When it comes to deep foundations and high capacity piles in general, helical piles are often overlooked by today’s engineers. Perhaps it’s due to a lack of familiarity, or simply minimal evidence supporting their capabilities. Many designers are comfortable with more traditional foundation solution methods; however, helical piles provide a cost-effective alternative to traditional deep foundations such as drilled shafts. Beyond cost, helical piles offer many benefits not available with more traditional foundation systems.
In high-capacity applications, common concerns with helical piles tend to be uncertainty of load carrying capabilities, shaft buckling, and excessive settlement. On the contrary, load test data continues to indicate large load carrying capabilities for helical piles with low deflection values. With increased amounts of test data, as well as design improvements like the addition of grout columns for lateral support, larger diameter shafts, and increased wall thicknesses; helical piles in new construction applications are becoming increasingly viable.
High-capacity round shaft helical piles provide an excellent solution for applications in soft soils requiring considerable lateral resistance or when buckling concerns exist. Extendable, they can be installed as deep as necessary to reach the required load bearing stratum in soil. The major distinguishing features and benefits include below are reflective of round shaft piles up to 7 inches in diameter. Greater capacities can also be achieved with larger diameter shafts.
The Helical Pulldown Micropile (HPM) is a method used to form a grout column around the shaft of a standard helical pile. The installation process can employ grout only (see Figure 1) or grout in combination with either steel or PVC casing (see Figure 2). By combining both end-bearing on the helical plates and skin friction along the rough surface of the grout column, the result is a higher capacity pile system. Load test data for a single 2-inch square shaft HPM has shown ultimate load capacities of up to 285 kips in compression.
Dino Vito, M.A.Sc., P.Eng., Tayler Cook, University of Waterloo
EBS Geostructural Inc., Breslau, Ontario, Canada
A 13-story condominium tower was designed for construction in Cambridge, Ontario along the east bank of the Grand River. The site was the location of a former factory and was subject to a remedial clean up prior to construction. The soil on site was variable and had a very high water table due to its proximity to the river. Many solutions were considered for the deep foundations required including pipe piles, “H” piles, caissons, and helical piles.
To determine the most efficient foundation design, testing had to be completed.

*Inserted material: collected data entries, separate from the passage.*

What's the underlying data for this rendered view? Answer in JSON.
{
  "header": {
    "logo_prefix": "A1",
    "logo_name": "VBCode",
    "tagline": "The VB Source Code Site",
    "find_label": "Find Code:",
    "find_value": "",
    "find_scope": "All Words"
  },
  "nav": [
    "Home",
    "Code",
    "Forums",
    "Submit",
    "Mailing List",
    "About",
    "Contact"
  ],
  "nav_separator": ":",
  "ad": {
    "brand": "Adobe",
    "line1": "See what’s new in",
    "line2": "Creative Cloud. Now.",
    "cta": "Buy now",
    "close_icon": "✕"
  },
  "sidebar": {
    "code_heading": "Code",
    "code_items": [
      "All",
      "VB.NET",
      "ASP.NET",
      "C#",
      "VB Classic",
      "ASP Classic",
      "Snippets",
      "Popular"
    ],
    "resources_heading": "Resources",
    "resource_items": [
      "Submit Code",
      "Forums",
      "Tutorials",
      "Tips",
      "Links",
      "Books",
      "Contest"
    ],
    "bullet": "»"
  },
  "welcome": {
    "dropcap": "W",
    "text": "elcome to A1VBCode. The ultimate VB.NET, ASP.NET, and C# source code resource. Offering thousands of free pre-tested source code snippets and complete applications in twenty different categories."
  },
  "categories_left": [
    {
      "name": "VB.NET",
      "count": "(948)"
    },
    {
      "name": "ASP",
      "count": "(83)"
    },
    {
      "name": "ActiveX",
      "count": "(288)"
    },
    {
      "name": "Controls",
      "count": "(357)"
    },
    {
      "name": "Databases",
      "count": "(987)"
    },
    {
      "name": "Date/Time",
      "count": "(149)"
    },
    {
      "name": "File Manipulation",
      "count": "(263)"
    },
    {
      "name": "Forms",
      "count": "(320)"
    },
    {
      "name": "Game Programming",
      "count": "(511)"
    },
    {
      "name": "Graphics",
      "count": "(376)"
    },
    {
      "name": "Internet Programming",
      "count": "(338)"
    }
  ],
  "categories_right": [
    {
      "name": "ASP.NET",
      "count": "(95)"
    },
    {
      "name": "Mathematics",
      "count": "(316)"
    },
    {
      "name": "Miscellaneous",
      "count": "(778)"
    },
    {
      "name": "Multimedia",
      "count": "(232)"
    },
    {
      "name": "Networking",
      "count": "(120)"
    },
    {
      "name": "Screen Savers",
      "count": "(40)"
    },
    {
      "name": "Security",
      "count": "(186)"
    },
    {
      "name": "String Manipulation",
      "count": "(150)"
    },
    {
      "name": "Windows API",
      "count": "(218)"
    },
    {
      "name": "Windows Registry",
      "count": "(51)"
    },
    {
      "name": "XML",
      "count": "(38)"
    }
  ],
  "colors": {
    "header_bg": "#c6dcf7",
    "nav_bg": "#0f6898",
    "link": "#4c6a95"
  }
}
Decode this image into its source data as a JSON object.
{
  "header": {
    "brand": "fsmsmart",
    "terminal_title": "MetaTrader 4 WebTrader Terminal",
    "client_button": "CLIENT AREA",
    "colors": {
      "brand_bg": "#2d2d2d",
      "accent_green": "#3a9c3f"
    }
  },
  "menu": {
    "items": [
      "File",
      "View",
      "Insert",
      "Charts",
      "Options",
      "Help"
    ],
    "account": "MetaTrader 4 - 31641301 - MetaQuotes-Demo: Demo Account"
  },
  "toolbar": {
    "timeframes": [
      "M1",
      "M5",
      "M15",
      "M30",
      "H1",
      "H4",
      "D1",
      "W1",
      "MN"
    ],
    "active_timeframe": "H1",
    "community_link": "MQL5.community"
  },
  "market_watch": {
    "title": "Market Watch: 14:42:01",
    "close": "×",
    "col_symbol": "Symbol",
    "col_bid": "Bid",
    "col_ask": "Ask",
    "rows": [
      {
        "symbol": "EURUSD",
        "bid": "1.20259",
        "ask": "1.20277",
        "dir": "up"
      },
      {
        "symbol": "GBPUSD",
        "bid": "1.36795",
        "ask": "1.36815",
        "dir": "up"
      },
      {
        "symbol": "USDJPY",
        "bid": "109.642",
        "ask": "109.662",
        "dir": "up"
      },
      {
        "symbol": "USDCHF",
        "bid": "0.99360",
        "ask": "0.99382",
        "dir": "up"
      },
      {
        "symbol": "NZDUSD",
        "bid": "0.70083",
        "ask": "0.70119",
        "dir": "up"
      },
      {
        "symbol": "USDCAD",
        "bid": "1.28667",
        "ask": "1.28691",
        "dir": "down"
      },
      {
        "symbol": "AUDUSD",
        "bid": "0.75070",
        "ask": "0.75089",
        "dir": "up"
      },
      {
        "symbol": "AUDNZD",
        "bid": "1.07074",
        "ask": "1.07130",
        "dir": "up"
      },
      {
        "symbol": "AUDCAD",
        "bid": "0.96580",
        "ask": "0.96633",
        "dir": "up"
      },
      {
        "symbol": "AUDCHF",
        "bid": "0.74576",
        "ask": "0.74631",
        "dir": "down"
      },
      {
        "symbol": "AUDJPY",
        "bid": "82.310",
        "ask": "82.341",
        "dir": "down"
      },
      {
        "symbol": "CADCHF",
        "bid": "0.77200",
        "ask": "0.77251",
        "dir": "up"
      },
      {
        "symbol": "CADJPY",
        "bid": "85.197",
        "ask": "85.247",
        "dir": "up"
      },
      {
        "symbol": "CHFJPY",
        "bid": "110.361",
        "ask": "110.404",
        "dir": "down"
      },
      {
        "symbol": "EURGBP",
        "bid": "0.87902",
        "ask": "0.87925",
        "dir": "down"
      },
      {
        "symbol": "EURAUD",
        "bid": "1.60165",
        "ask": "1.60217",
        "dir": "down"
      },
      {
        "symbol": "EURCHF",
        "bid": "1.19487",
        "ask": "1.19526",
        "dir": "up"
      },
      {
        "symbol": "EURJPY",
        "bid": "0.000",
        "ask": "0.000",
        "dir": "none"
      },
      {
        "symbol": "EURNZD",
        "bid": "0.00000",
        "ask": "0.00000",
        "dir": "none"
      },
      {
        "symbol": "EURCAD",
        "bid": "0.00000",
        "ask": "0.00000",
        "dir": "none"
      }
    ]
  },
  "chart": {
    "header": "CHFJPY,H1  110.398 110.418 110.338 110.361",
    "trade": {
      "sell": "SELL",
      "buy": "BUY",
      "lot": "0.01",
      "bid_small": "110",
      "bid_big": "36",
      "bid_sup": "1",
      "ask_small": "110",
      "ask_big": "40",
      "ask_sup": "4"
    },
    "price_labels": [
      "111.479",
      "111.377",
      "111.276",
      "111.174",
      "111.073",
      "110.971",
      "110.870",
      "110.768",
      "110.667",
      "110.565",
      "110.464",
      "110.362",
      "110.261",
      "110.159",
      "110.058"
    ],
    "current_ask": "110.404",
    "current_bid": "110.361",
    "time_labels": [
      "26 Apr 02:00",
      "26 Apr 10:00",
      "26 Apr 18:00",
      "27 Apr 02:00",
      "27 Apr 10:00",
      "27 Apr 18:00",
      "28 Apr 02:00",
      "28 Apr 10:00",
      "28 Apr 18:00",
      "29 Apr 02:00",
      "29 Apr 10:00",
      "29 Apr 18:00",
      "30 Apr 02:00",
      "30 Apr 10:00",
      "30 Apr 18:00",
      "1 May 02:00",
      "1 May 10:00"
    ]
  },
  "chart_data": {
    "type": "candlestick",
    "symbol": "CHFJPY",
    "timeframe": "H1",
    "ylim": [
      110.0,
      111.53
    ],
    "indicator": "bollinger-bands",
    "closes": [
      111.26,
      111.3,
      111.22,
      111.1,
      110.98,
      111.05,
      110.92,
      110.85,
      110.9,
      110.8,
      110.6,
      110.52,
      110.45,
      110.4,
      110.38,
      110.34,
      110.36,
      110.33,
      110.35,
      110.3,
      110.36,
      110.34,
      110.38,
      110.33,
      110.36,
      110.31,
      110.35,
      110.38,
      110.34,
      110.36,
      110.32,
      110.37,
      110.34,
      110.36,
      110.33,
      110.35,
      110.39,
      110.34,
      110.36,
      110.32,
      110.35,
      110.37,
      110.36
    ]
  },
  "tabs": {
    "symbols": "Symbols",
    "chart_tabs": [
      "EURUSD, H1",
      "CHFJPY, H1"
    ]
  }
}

The test results indicated a 2-inch solid steel, square shaft helical pile with an 8, 10, and 12-inch helical configuration was the most efficient pile design in the soil conditions, and the most cost-effective. Additional benefits of the helical piles included eliminating the need for soil removal and vibrations that might have caused issues with surrounding structures.
Based on the test data, design criteria included a minimum pile depth of 15 feet and a minimum of 6.5 ft into a suitable sand and gravel layer. All 730 helical piles were installed complete with a 6-inch diameter grout column in just forty working days and were able to resist an ultimate load of 285 kips in compression.
The ultimate load capacities of helical piles in compression and tension make them an increasingly effective foundation solution in many new construction applications. This is only one of many case studies on record, but one that clearly indicates that helical piles can be used in high-capacity applications.